1987
Our Prayer Was Answered in the Want Ads
October 1987


“Our Prayer Was Answered in the Want Ads,” Ensign, Oct. 1987, 40

Our Prayer Was Answered in the Want Ads

It wasn’t long after our marriage in the Seattle Temple that my wife and I began to shop for the piano that we had decided was a must for our household. It would bring our family closer together as we sang hymns and other songs, especially during family home evenings.

We knew our income could not support a new piano, or even a good used one, so we considered renting. Even that seemed more than we wanted to spend. As we sat down to discuss our finances, I volunteered to sell an item or two out of my workshop. For several years, I had been building cabinets in my spare time, but I had found that lately I had little time for woodworking. I thought if we could sell my radial arm saw, we could use that money, plus a little extra, to buy an old upright piano.

As time passed, I was unable to sell my saw; and we had no luck locating a piano for sale. We found nothing in the local paper or in the weekly advertising circulars.

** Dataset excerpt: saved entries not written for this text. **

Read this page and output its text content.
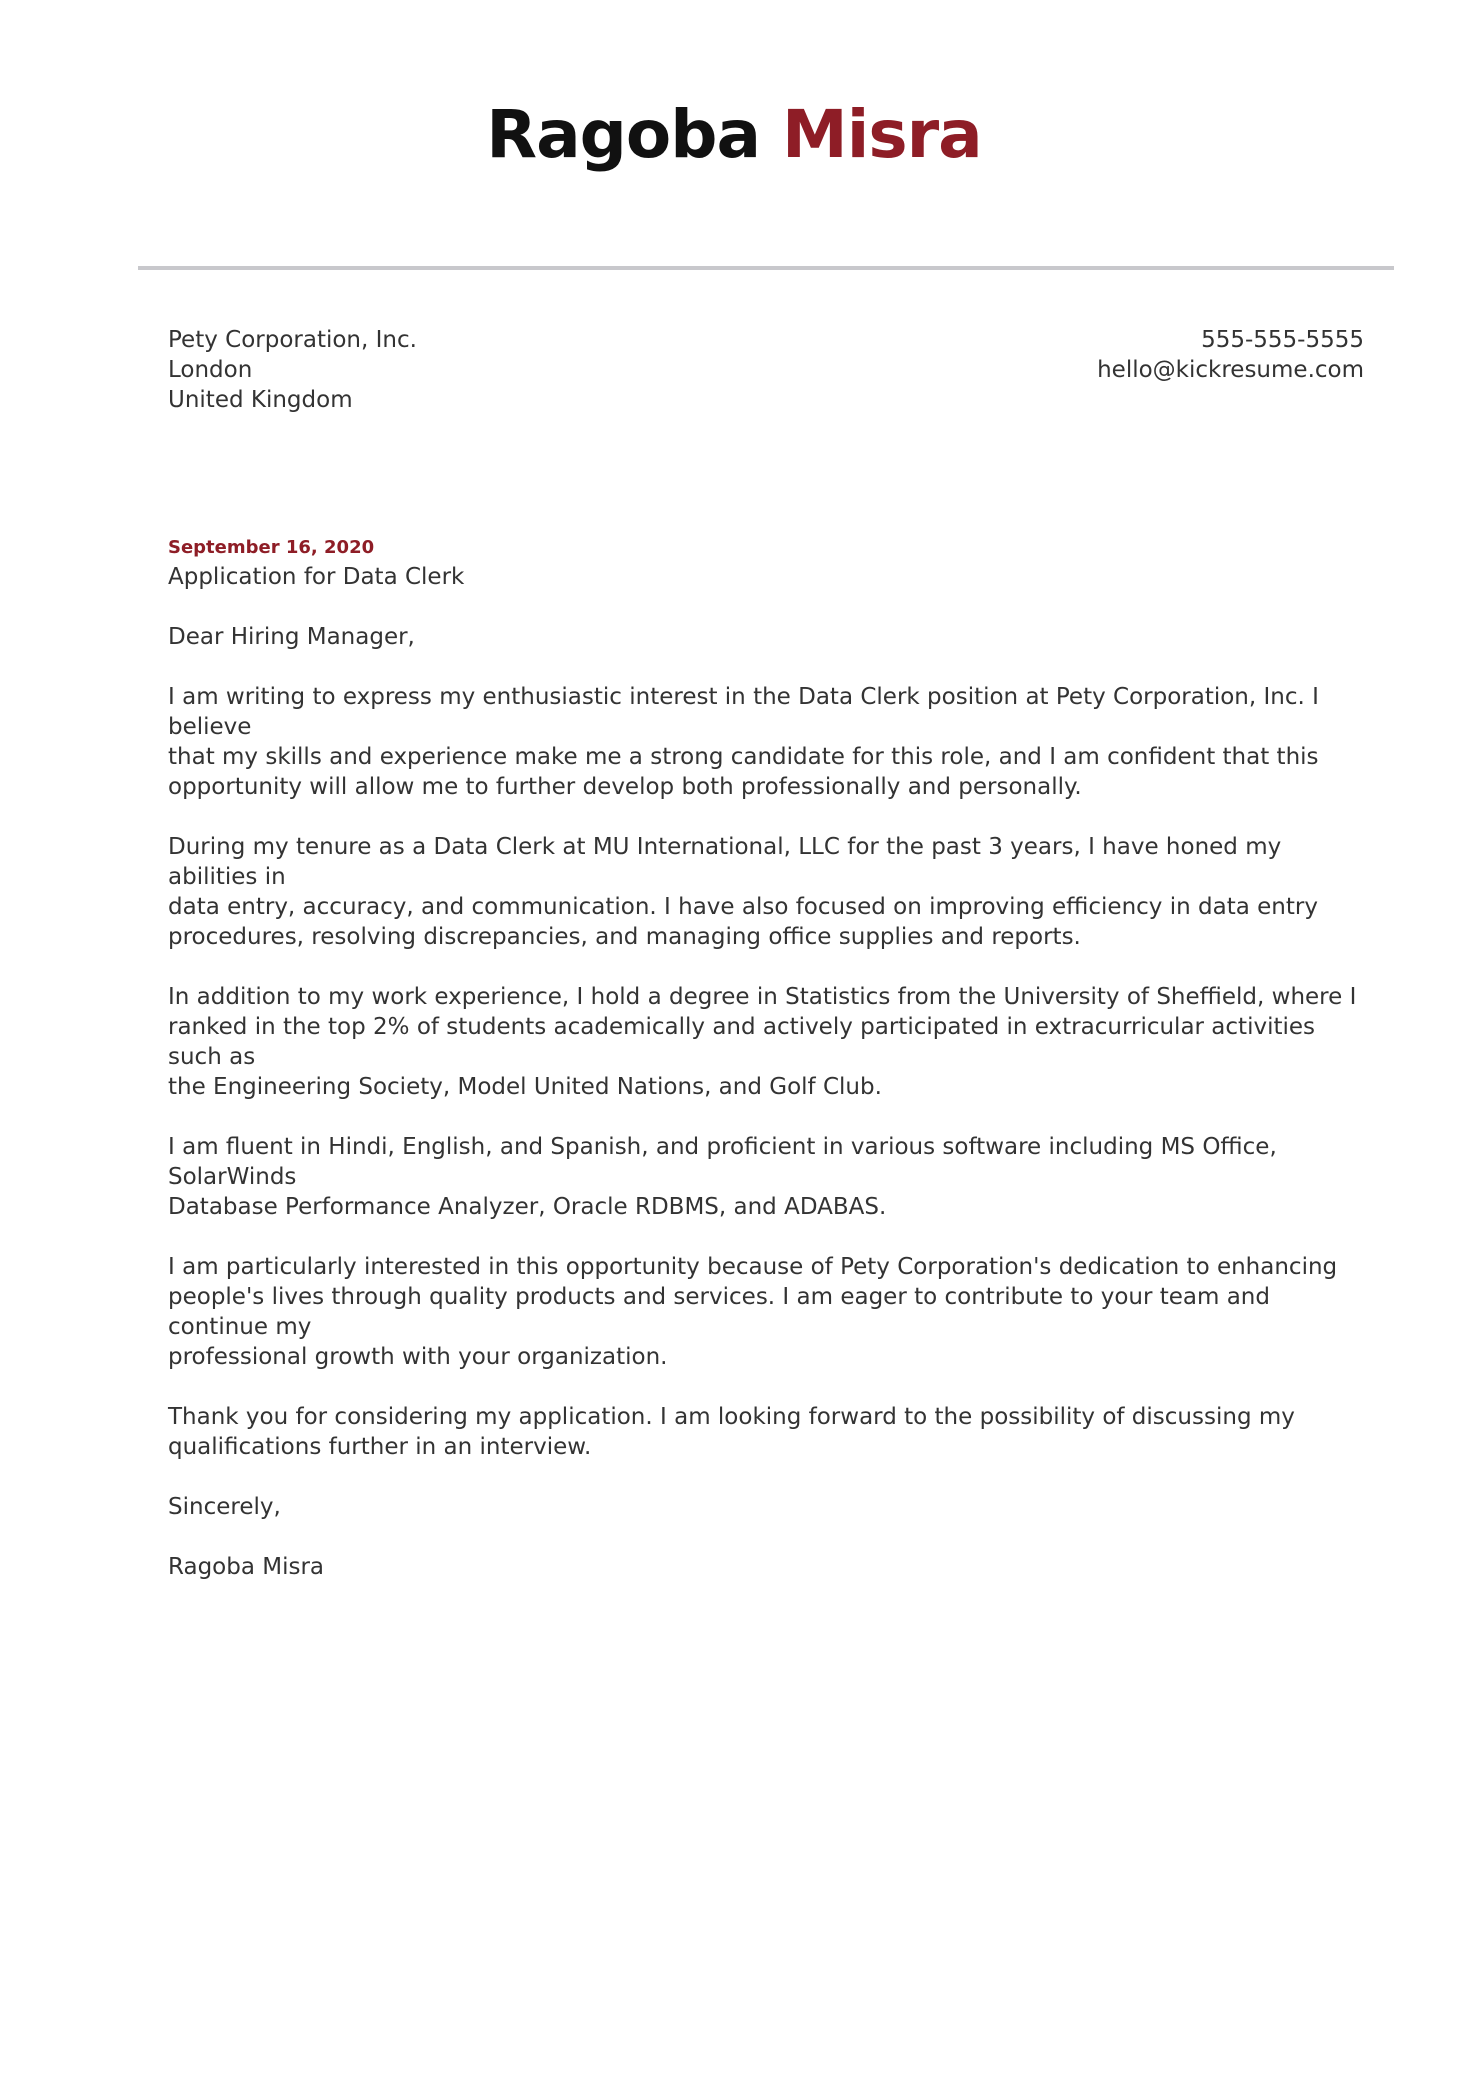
Ragoba Misra
Pety Corporation, Inc.
London
United Kingdom
555-555-5555
hello@kickresume.com
September 16, 2020
Application for Data Clerk

Dear Hiring Manager,

I am writing to express my enthusiastic interest in the Data Clerk position at Pety Corporation, Inc. I believe
that my skills and experience make me a strong candidate for this role, and I am confident that this
opportunity will allow me to further develop both professionally and personally.

During my tenure as a Data Clerk at MU International, LLC for the past 3 years, I have honed my abilities in
data entry, accuracy, and communication. I have also focused on improving efficiency in data entry
procedures, resolving discrepancies, and managing office supplies and reports.

In addition to my work experience, I hold a degree in Statistics from the University of Sheffield, where I
ranked in the top 2% of students academically and actively participated in extracurricular activities such as
the Engineering Society, Model United Nations, and Golf Club.

I am fluent in Hindi, English, and Spanish, and proficient in various software including MS Office, SolarWinds
Database Performance Analyzer, Oracle RDBMS, and ADABAS.

I am particularly interested in this opportunity because of Pety Corporation's dedication to enhancing
people's lives through quality products and services. I am eager to contribute to your team and continue my
professional growth with your organization.

Thank you for considering my application. I am looking forward to the possibility of discussing my
qualifications further in an interview.

Sincerely,

Ragoba Misra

One evening I picked up an ad circular and read through its twenty pages of personal ads for every imaginable item. My wife went through it again after I had looked at it, then we both checked our local newspaper.

“Nothing again this week,” I said. “I sure wish we could find one.”

That night as we knelt together in prayer, I asked that we might find a piano soon so we could have music in our home.

While at work the next day I received a call from my wife, who was very excited. She explained that she had felt drawn to the ad circular that morning while doing the housework. Finally, unable to think of anything else, she had thumbed through it one more time.

Almost immediately she had seen the ad we both had somehow overlooked the night before:

FOR SALE: Upright piano. Excellent condition. Will trade for radial-arm saw or ?. Call …

We decided she should go see the piano that afternoon, and when I got home from work that night she said, “The piano is just fine, and the people who have it will look at your saw this evening.”

Never before has a trade worked out so perfectly for us. We now have a beautiful old piano, worth much more than we could have paid for it. With that grand old instrument, a beautiful spirit came into our home.

That first night, tears of joy and gratitude came to my eyes as the sounds of beautiful music filled our home.

  • Richard W. Rust, a shelter home/nursing home owner, is first counselor in the Tucumcari (New Mexico) Branch presidency.